Will Rogers knew considerably more than he read in the papers. His gift was his ability to paraphrase it.
It takes a brilliant mind to make some of the observations he made during his lifetime — a lifetime that began on this date in 1879.
By the time of his death in 1935, Rogers was the highest-paid performer in Hollywood, having made 71 movies. He also wrote more than 4,000 nationally syndicated newspaper columns.
"You know everybody is ignorant," he wrote in the New York Times in 1924, "only on different subjects."
In 1931, after it had been suggested that he should run for president, Rogers wrote, "A comedian can only last till he either takes himself serious or his audience takes him serious."
And, in a thinly veiled reference to President Calvin Coolidge's declaration a few years earlier that he did "not choose to run," Rogers wrote, "I not only 'don't choose to run' but I don't even want to leave a loophole in case I am drafted, so I won't 'choose.' I will say 'won't run' no matter how bad the country will need a comedian by that time."

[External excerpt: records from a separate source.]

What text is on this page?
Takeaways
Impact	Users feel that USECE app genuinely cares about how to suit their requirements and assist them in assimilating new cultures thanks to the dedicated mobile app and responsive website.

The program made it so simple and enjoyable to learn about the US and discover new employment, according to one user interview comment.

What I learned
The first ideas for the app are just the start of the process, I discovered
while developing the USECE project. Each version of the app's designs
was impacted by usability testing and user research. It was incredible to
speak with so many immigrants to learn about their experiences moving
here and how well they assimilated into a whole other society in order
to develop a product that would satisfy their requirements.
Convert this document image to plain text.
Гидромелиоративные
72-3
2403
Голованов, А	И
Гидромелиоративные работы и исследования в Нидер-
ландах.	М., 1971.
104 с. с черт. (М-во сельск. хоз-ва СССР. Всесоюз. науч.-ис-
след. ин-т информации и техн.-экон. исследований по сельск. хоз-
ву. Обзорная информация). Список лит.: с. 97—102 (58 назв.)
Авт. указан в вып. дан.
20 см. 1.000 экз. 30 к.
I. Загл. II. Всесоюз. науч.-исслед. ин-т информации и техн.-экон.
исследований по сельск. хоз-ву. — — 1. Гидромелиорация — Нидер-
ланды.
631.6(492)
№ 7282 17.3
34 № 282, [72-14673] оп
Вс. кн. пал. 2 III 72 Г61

Even today, more than 70 years after the plane crash in Alaska that took his life, Rogers has words of wisdom to share with the men who are vying today for the presidency.
If Barack Obama loses today's election, it would be appropriate for Democrats to reflect on this 1931 observation by Rogers: "Politics has got so expensive that it takes lots of money to even get beat with."
And if John McCain loses today's election, he and the Republicans should remember the advice Rogers offered to Al Smith after he and the Democrats lost to Herbert Hoover in 1928: "We can make this thing into a Party, instead of a Memory."